During a dedicated week of action, which started yeaterday (Monday July 17), Sussex Police have joined with other forces to carry out enforcement activity, including test purchase operations, hotspot patrols, knife surrenders and arrest of outstanding offenders.
Police school officers will visit schools and colleges across the county.
The aim of the campaign is to demonstrate the consequences for anyone caught carrying a knife.
The key messages for young people and children who may be unaware of their actions are: get caught with a knife and you could face a prison sentence of up to five years - that’s just for possessing a knife in a public place.
If you hurt someone there will be other charges to answer and you could go to prison for longer.

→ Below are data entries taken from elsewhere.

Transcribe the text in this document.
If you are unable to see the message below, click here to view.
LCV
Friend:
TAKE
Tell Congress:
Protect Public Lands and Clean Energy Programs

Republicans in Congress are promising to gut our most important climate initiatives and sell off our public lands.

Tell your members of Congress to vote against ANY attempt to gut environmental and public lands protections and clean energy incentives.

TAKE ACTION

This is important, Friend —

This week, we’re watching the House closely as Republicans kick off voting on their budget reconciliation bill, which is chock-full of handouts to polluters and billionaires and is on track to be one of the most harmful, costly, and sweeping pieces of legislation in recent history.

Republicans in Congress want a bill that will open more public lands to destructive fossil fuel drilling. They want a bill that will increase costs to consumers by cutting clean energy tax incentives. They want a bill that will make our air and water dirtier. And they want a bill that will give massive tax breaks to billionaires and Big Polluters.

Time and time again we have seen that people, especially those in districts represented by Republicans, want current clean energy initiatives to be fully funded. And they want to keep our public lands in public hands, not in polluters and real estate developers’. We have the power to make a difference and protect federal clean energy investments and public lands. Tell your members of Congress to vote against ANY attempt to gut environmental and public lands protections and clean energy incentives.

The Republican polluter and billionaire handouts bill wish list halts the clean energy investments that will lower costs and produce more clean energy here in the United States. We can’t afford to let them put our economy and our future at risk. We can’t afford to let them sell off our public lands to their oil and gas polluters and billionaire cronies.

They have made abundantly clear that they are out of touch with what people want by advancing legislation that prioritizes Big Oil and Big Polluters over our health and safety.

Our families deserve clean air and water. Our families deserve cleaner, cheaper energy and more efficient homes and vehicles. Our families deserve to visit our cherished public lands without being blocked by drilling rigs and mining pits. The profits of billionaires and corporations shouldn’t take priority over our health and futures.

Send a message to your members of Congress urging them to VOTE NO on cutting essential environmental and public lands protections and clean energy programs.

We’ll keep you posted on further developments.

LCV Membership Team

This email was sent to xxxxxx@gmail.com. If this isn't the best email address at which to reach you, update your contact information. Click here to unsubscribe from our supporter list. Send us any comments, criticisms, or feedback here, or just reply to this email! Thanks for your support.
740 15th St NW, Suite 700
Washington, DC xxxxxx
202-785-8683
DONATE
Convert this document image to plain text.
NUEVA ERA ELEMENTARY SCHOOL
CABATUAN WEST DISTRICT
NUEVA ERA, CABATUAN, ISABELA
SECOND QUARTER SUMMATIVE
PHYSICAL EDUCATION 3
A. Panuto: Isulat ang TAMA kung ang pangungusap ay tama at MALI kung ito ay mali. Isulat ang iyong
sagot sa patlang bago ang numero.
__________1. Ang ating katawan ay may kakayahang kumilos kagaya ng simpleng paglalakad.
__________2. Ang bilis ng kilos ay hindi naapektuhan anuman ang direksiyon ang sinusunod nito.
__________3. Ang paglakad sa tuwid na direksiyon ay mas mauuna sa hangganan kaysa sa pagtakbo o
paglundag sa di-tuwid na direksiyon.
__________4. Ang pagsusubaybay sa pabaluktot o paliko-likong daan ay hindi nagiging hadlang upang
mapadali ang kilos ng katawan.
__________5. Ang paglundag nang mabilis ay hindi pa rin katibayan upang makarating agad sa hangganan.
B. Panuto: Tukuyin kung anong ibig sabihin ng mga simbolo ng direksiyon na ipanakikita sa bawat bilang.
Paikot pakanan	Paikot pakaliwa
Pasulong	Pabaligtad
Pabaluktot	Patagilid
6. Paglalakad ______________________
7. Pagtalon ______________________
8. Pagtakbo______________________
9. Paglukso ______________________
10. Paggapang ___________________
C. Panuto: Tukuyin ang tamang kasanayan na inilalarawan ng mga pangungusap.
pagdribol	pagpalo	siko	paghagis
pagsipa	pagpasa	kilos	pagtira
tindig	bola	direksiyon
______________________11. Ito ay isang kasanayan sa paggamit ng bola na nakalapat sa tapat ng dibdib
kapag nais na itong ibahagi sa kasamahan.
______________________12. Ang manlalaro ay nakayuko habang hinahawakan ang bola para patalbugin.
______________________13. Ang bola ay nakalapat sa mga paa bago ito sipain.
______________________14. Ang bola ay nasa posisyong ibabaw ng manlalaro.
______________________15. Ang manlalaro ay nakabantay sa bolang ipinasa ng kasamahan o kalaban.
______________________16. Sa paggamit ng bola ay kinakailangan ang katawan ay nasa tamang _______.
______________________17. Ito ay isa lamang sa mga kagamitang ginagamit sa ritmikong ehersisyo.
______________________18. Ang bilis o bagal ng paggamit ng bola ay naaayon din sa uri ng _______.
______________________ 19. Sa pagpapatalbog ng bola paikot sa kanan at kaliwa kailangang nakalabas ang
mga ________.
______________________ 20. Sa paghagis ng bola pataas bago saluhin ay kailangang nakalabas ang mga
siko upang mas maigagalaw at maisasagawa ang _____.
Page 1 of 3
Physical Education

The consequences are more far reaching with the impact of a criminal conviction on a person’s family, or the chances of a university education, finding a job or even travel abroad.
Chief Inspector Simon Starns said: “Young people need to know that carrying a knife for protection is not a lawful excuse, it will increase the chance of it being used against them. The police often caution first time offenders for other types of offences but if anyone is involved in an incident where they’re carrying a knife and fear is caused or there is a degree of danger, the premeditated possession of a knife means they are much more likely to be charged. It’s just not worth the risk.”
Police and Crime Commissioner Katy Bourne added: “I hope this week of national action goes a long way to warn anyone, especially young people, of the consequences of arming themselves with a knife.
“Although the force sees less than one crime a day in Sussex where a knife is involved, it is reassuring to know they are not complacent about knife crime.
“There are amnesty bins located at police stations around Sussex, so if anyone has a knife they want to dispose of, I would urge people to make use of them.”